In a 62-page report sent to the Security Council, the UN experts also listed violations of a ban on North Korean exports of coal, iron, seafood and other products that generate millions of dollars for Kim Jong-un’s regime.

Pyongyang “has not stopped its nuclear and missile programmes and continued to defy Security Council resolution­s through a massive increase in illicit ship-to-ship transfers of petroleum products, as well as through transfers of coal at sea during 2018”, said the report.

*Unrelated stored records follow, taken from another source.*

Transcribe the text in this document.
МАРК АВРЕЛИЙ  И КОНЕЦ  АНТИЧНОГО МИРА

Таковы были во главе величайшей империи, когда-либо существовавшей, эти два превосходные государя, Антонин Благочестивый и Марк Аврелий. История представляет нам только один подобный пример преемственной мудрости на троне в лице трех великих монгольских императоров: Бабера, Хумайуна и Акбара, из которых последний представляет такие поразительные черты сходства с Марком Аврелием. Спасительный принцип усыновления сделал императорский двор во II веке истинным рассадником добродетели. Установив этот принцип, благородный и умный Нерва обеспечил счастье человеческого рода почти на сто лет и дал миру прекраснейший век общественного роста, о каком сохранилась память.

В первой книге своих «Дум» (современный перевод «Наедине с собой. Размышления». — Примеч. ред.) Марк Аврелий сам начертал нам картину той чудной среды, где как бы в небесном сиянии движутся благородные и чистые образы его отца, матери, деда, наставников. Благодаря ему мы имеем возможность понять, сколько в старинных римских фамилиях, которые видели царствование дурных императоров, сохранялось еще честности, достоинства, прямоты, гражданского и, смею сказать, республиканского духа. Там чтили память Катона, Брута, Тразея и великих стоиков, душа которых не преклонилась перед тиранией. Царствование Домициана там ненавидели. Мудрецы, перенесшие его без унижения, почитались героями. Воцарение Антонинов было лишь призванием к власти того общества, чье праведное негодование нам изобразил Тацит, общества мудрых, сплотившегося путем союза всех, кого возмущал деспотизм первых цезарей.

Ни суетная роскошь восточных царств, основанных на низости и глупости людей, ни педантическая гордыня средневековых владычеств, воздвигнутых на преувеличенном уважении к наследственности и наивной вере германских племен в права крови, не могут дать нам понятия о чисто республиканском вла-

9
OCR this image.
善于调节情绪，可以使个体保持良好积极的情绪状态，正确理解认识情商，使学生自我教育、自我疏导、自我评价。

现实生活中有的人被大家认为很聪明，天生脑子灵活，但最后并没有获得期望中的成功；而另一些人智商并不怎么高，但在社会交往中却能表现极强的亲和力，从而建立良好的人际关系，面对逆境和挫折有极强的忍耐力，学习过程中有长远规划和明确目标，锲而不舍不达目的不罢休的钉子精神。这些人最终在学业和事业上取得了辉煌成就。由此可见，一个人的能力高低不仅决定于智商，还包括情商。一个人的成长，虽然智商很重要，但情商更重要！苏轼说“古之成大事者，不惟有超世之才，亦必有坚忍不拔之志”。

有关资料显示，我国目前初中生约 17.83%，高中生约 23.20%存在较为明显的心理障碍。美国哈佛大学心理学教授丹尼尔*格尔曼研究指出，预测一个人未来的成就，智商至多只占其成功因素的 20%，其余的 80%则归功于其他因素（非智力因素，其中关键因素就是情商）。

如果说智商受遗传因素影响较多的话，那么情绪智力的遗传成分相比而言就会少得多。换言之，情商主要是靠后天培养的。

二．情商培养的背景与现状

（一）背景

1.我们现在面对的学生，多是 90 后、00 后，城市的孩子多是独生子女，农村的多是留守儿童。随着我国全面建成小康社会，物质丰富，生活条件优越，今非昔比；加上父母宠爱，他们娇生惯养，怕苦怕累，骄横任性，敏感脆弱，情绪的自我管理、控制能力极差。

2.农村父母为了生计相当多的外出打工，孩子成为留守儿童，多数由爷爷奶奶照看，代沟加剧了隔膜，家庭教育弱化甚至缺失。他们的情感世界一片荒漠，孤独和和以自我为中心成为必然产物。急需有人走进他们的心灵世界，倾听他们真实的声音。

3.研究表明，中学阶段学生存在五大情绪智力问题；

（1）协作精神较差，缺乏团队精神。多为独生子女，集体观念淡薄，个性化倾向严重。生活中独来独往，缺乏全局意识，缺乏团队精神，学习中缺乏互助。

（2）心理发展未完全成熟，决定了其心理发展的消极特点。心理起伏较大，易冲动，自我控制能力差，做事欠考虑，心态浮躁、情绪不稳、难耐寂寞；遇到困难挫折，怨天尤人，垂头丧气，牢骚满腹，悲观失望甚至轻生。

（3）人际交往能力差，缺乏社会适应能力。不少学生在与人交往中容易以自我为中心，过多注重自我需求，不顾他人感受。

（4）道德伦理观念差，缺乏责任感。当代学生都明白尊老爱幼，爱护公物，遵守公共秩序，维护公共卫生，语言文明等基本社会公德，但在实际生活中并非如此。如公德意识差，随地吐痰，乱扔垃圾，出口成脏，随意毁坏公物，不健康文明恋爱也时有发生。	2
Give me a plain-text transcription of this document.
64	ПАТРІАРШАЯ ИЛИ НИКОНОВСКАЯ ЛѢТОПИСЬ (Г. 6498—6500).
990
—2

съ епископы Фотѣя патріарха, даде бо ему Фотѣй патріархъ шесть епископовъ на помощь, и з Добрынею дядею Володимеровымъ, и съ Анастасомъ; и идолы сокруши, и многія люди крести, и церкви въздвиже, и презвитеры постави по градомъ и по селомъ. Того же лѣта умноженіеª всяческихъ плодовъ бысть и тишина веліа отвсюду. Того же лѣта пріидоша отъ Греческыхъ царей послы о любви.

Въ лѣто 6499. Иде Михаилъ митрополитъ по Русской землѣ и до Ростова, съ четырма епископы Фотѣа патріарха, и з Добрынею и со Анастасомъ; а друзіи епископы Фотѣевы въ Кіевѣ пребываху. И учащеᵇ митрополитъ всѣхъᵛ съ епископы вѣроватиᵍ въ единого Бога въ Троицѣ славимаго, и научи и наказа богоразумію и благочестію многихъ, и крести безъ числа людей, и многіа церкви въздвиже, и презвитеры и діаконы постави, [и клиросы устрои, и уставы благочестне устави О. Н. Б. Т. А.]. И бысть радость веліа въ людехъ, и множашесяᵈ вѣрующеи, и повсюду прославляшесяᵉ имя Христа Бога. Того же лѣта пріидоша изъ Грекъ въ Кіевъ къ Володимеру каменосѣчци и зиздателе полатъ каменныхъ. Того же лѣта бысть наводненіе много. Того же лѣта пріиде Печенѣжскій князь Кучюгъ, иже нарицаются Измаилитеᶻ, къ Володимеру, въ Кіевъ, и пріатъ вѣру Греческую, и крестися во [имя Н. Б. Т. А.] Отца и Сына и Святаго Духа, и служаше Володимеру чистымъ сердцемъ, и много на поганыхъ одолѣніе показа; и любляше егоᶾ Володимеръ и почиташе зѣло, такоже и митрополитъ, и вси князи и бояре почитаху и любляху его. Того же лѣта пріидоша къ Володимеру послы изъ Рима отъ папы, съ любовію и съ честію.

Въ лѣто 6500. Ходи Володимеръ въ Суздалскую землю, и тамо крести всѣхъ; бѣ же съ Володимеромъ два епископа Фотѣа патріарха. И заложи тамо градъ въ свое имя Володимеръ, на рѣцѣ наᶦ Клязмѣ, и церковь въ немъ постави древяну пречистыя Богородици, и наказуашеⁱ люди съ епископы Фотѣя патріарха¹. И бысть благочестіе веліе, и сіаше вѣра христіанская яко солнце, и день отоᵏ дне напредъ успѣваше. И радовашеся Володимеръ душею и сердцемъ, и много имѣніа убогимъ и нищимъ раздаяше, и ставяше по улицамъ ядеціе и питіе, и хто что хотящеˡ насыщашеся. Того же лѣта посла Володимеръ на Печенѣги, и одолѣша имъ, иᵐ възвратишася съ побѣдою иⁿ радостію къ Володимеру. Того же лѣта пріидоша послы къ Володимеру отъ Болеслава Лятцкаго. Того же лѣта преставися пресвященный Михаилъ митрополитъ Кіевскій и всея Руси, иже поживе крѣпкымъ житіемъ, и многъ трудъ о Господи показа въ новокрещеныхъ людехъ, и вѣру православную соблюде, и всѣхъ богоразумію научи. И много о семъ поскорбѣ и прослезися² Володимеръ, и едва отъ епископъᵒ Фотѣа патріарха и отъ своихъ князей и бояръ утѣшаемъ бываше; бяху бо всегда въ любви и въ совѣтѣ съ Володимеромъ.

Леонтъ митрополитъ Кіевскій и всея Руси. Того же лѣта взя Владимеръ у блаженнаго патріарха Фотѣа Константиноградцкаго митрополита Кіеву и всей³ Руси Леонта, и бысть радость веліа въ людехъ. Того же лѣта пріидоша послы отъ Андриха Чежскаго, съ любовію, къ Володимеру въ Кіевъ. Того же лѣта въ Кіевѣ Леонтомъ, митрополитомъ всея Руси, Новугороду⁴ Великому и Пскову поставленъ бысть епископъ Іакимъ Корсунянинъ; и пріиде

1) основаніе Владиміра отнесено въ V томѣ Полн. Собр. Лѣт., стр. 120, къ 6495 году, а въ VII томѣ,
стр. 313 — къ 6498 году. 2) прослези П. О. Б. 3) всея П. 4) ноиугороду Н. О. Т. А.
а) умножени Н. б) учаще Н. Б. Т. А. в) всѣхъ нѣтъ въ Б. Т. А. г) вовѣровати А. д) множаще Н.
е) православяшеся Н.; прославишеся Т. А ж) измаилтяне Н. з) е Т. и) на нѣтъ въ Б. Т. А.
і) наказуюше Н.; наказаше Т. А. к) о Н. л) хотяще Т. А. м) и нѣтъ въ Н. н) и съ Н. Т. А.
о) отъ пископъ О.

The transfer of petroleum products to North Korean tankers at sea remains “a primary method of sanctions evasion” involving 40 vessels and 130 associated companies, it said.

The violations have rendered the latest sanctions “ineffectiv­e” by flouting the cap on oil, fuel and coal imposed in UN resolution­s adopted last year, it added.

North Korea also “attempted to supply small arms and light weapons and other military equipment via foreign intermedia­ries” to Libya, Yemen and Sudan, said the report.

It named Syrian arms trafficker Hussein Al-Ali, who offered “a range of convention­al arms and, in some cases, ballistic missiles to armed groups in Yemen and Libya” that were made in North Korea. With Ali acting as a gobetween, a “protocol of cooperatio­n” between Yemen’s Houthi rebels and North Korea was negotiated in 2016 in Damascus that provided for a “vast array of military equipment”.